Naturellement l’établissement d’un Etat palestinien implique plusieurs choses difficiles à mettre en œuvre :

  • La constitution d’une Autorité palestinienne crédible pour gérer Gaza et la Cisjordanie et négocier avec Israël les contours d’un accord. Cela serait grandement facilité par la libération de Nael Barghouti, la figure la plus fédératrice pour la population palestinienne.
  • La fourniture de garanties de sécurité à Israël, en s’assurant notamment que l’autorité palestinienne aurait le monopole de l’usage de la force, ce qui implique le désarmement de mouvements comme le Hamas ou le Jihad islamique.
  • La reconnaissance par les Etats arabes qui ne l’ont pas fait de l’Etat d’Israël, à la condition naturellement que la création de l’Etat de Palestine soit acceptée par Israël et mise en œuvre.
  • Une assistance internationale pour consolider cet Etat, étant entendu que les pays du Golfe – qui en ont les moyens – ne s’engageront que dans le contexte d’une solution équitable pour les Palestiniens, c’est-à-dire de la création effective d’un Etat viable.

Or, aujourd’hui le gouvernement de M. Netanyahou exclut un tel schéma, poursuit la colonisation accélérée de la Cisjordanie et soutient la proposition du président Trump de transformer Gaza en « Riviera du Moyen-Orient », ce qui implique un transfert de sa population dans les pays voisins. Beaucoup dépendra donc de la politique qu’adoptera le président Trump, qui est le seul à pouvoir faire pression sur Israël pour abandonner son intransigeance actuelle.

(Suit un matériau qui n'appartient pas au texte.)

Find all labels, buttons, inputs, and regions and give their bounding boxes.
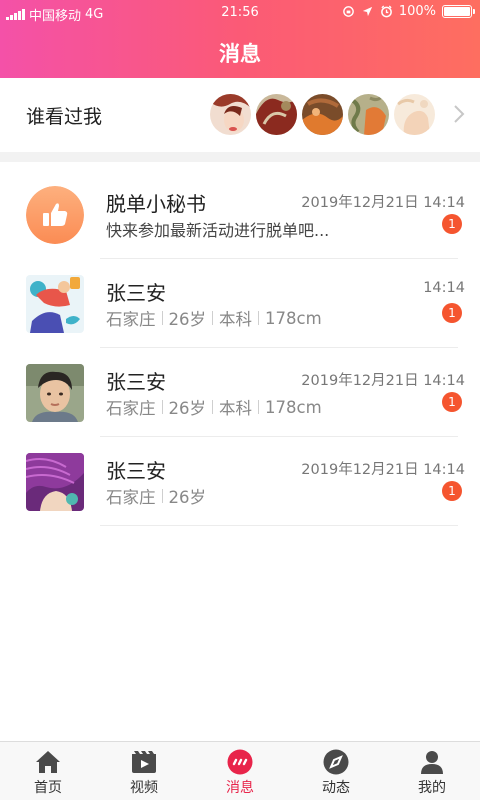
app-header: 中国移动 4G 21:56 100% 消息 [0, 0, 480, 78]
row-divider [100, 525, 458, 526]
viewer-avatar [256, 94, 297, 135]
viewer-avatars [210, 94, 435, 135]
message-sender-name: 张三安 [106, 370, 166, 394]
video-icon [132, 751, 156, 773]
rotation-lock-icon [342, 6, 354, 17]
user-age: 26岁 [168, 488, 207, 507]
user-height: 178cm [265, 308, 322, 328]
tab-label: 我的 [418, 780, 446, 796]
tab-label: 动态 [322, 780, 350, 796]
unread-badge: 1 [442, 481, 462, 501]
tab-label: 首页 [34, 780, 62, 796]
avatar [26, 453, 84, 511]
tab-label: 消息 [226, 780, 254, 796]
message-sender-name: 脱单小秘书 [106, 192, 206, 216]
unread-badge: 1 [442, 392, 462, 412]
tab-moments[interactable]: 动态 [288, 742, 384, 800]
message-time: 14:14 [423, 280, 465, 296]
message-preview: 快来参加最新活动进行脱单吧... [106, 221, 330, 240]
unread-badge: 1 [442, 303, 462, 323]
user-city: 石家庄 [106, 310, 156, 329]
status-bar: 中国移动 4G 21:56 100% [0, 0, 480, 26]
detail-separator [258, 311, 259, 325]
message-time: 2019年12月21日 14:14 [301, 373, 465, 389]
avatar [26, 364, 84, 422]
detail-separator [161, 489, 163, 503]
user-city: 石家庄 [106, 488, 156, 507]
avatar [26, 186, 84, 244]
detail-separator [212, 400, 213, 414]
detail-separator [161, 311, 163, 325]
detail-separator [161, 400, 163, 414]
alarm-icon [380, 5, 392, 18]
chevron-right-icon [454, 105, 465, 123]
who-viewed-me-label: 谁看过我 [26, 106, 103, 128]
message-sender-name: 张三安 [106, 459, 166, 483]
message-item[interactable]: 张三安 14:14 石家庄 26岁 本科 178cm 1 [0, 259, 480, 348]
message-time: 2019年12月21日 14:14 [301, 462, 465, 478]
tab-home[interactable]: 首页 [0, 742, 96, 800]
tab-messages[interactable]: 消息 [192, 742, 288, 800]
bottom-tab-bar: 首页 视频 消息 动态 我的 [0, 741, 480, 800]
profile-icon [421, 751, 443, 774]
tab-label: 视频 [130, 780, 158, 796]
user-details: 石家庄 26岁 本科 178cm [106, 306, 322, 330]
user-details: 石家庄 26岁 本科 178cm [106, 395, 322, 419]
message-item[interactable]: 张三安 2019年12月21日 14:14 石家庄 26岁 本科 178cm 1 [0, 348, 480, 437]
message-item[interactable]: 张三安 2019年12月21日 14:14 石家庄 26岁 1 [0, 437, 480, 526]
battery-icon [442, 5, 475, 18]
viewer-avatar [210, 94, 251, 135]
user-age: 26岁 [168, 310, 207, 329]
page-title: 消息 [219, 42, 261, 66]
viewer-avatar [348, 94, 389, 135]
tab-profile[interactable]: 我的 [384, 742, 480, 800]
avatar [26, 275, 84, 333]
message-list: 脱单小秘书 2019年12月21日 14:14 快来参加最新活动进行脱单吧...… [0, 170, 480, 526]
message-item-secretary[interactable]: 脱单小秘书 2019年12月21日 14:14 快来参加最新活动进行脱单吧...… [0, 170, 480, 259]
thumbs-up-icon [26, 186, 84, 244]
message-sender-name: 张三安 [106, 281, 166, 305]
viewer-avatar [394, 94, 435, 135]
compass-icon [323, 749, 349, 775]
user-city: 石家庄 [106, 399, 156, 418]
viewer-avatar [302, 94, 343, 135]
user-details: 石家庄 26岁 [106, 484, 206, 508]
tab-video[interactable]: 视频 [96, 742, 192, 800]
who-viewed-me-row[interactable]: 谁看过我 [0, 78, 480, 152]
detail-separator [258, 400, 259, 414]
message-time: 2019年12月21日 14:14 [301, 195, 465, 211]
detail-separator [212, 311, 213, 325]
user-age: 26岁 [168, 399, 207, 418]
user-education: 本科 [219, 399, 252, 418]
message-icon [227, 749, 253, 775]
user-education: 本科 [219, 310, 252, 329]
user-height: 178cm [265, 397, 322, 417]
section-divider [0, 152, 480, 162]
location-arrow-icon [362, 6, 372, 17]
battery-percent: 100% [398, 4, 436, 19]
home-icon [36, 751, 60, 773]
unread-badge: 1 [442, 214, 462, 234]
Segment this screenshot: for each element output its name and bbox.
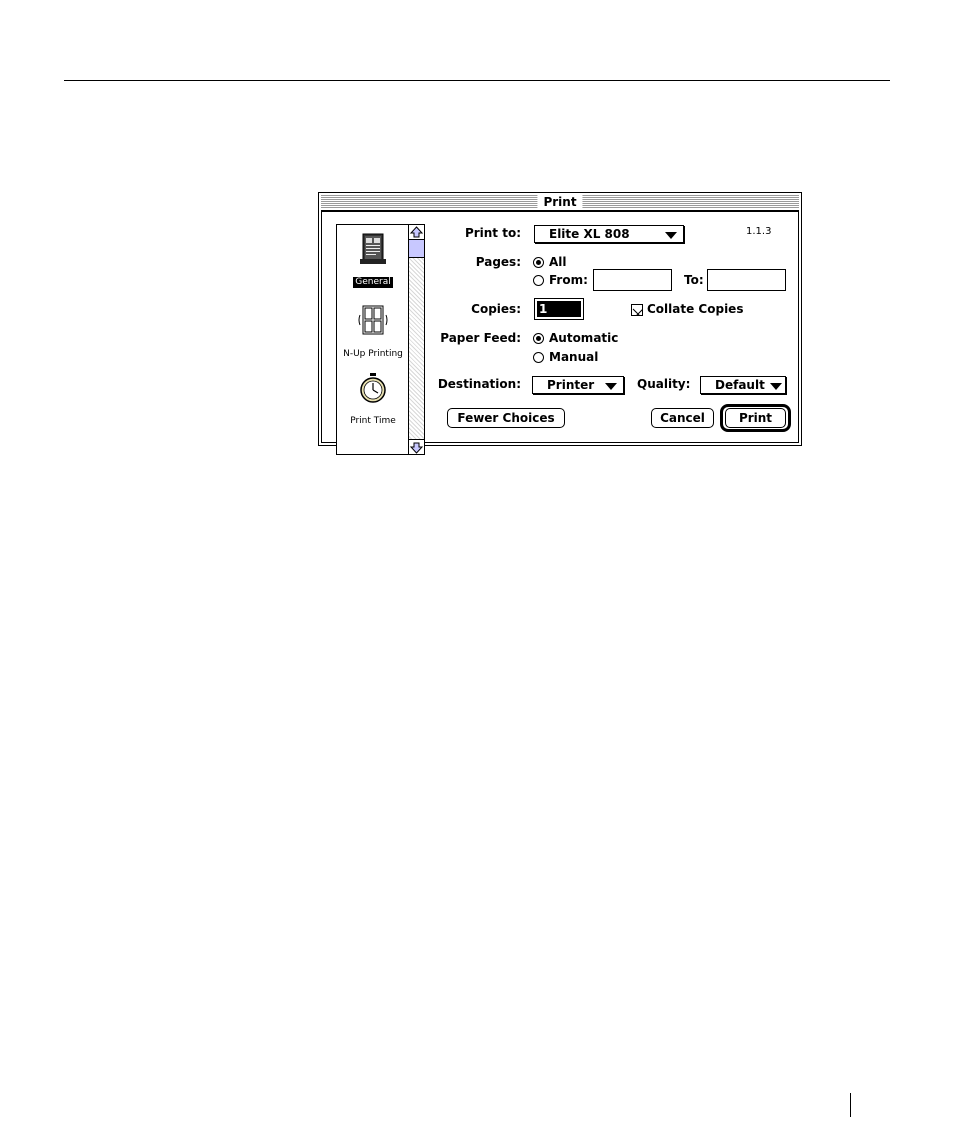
panel-scrollbar[interactable]: [408, 225, 424, 454]
quality-value: Default: [715, 378, 765, 392]
print-to-value: Elite XL 808: [549, 227, 630, 241]
pages-from-label: From:: [549, 273, 588, 287]
scroll-thumb[interactable]: [409, 240, 424, 258]
quality-label: Quality:: [637, 377, 691, 391]
print-dialog: Print General N-Up Printing Print Time 1…: [318, 192, 802, 455]
paper-feed-automatic-label: Automatic: [549, 331, 619, 345]
print-to-popup[interactable]: Elite XL 808: [534, 225, 684, 243]
fewer-choices-button[interactable]: Fewer Choices: [447, 408, 565, 428]
paper-feed-manual-label: Manual: [549, 350, 599, 364]
dialog-titlebar[interactable]: Print: [321, 195, 799, 209]
pages-label: Pages:: [475, 255, 521, 269]
collate-checkbox[interactable]: [631, 304, 643, 316]
panel-list: General N-Up Printing Print Time: [336, 224, 425, 455]
destination-label: Destination:: [437, 377, 521, 391]
panel-item-label: Print Time: [350, 416, 396, 426]
print-button[interactable]: Print: [725, 408, 786, 428]
quality-popup[interactable]: Default: [700, 376, 786, 394]
panel-item-general[interactable]: General: [337, 233, 409, 288]
popup-arrow-icon: [605, 383, 617, 390]
general-document-icon: [360, 233, 386, 264]
stopwatch-icon: [360, 373, 386, 403]
dialog-content: General N-Up Printing Print Time 1.1.3 P…: [321, 210, 799, 455]
paper-feed-manual-radio[interactable]: [533, 352, 544, 363]
collate-label: Collate Copies: [647, 302, 744, 316]
panel-item-label: General: [353, 277, 393, 288]
paper-feed-automatic-radio[interactable]: [533, 333, 544, 344]
pages-all-label: All: [549, 255, 567, 269]
pages-from-radio[interactable]: [533, 275, 544, 286]
panel-item-label: N-Up Printing: [343, 349, 403, 359]
down-arrow-icon: [409, 442, 424, 454]
paper-feed-label: Paper Feed:: [440, 331, 521, 345]
cancel-button[interactable]: Cancel: [651, 408, 714, 428]
pages-to-label: To:: [684, 273, 704, 287]
pages-to-field[interactable]: [707, 269, 786, 291]
panel-item-print-time[interactable]: Print Time: [337, 372, 409, 427]
page-margin-mark: [850, 1093, 851, 1117]
page-top-rule: [64, 80, 890, 81]
dialog-title: Print: [537, 195, 583, 209]
copies-value: 1: [537, 301, 581, 317]
copies-field[interactable]: 1: [534, 298, 584, 320]
up-arrow-icon: [409, 226, 424, 238]
pages-all-radio[interactable]: [533, 257, 544, 268]
destination-value: Printer: [547, 378, 595, 392]
popup-arrow-icon: [770, 383, 782, 390]
n-up-printing-icon: [358, 305, 388, 335]
print-to-label: Print to:: [464, 226, 521, 240]
pages-from-field[interactable]: [593, 269, 672, 291]
scroll-up-button[interactable]: [409, 225, 424, 240]
copies-label: Copies:: [471, 302, 521, 316]
panel-item-n-up-printing[interactable]: N-Up Printing: [337, 303, 409, 360]
scroll-down-button[interactable]: [409, 439, 424, 454]
popup-arrow-icon: [665, 232, 677, 239]
destination-popup[interactable]: Printer: [532, 376, 624, 394]
version-label: 1.1.3: [746, 226, 772, 237]
checkbox-x-icon: [632, 308, 642, 315]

De ce fait, l’Arabie Saoudite sera amenée à jouer un rôle majeur car – pour se dégager militairement partiellement du Moyen-Orient – le président américain souhaite créer une coalition entre Israël et les pays du Golfe pour contenir l’influence iranienne. Or cela implique une reconnaissance d’Israël par l’Arabie Saoudite, ce qui est donc la priorité affirmée du président Trump dans la région. Mais le prince héritier saoudien – futur « Gardien des Lieux Saints » de l’Islam – exige désormais, après les massacres de Gaza, que toute reconnaissance par Riyad d’Israël se fasse dans le contexte de la création d’un Etat palestinien. Il faut donc s’attendre à une négociation serrée entre Trump et MBS sur cette question.

Il est donc important que la France appuie les efforts saoudiens dans le cadre de la conférence sur la solution à deux Etats proposée conjointement en juin à New York par Riyad et Paris. L’annonce faite récemment par le président de la République clarifiant la position française sur l’Etat de Palestine est donc importante et bienvenue, dans l’espoir qu’elle contribuera à faire avancer les choses sur un dossier très délicat qui empoisonne le Moyen-Orient depuis des décennies.

Bertrand Besancenot
Bertrand Besancenot est Senior Advisor au sein d’ESL Rivington. Il a passé la majorité de sa carrière au Moyen-Orient en tant que diplomate français. Il est notamment nommé Ambassadeur de France au Qatar en 1998, puis Ambassadeur de France en Arabie Saoudite en 2007. En février 2017, il devient conseiller diplomatique de l’Etat puis, après l’élection d’Emmanuel Macron en tant que Président de la République, Émissaire du gouvernement du fait de ses connaissances du Moyen-Orient.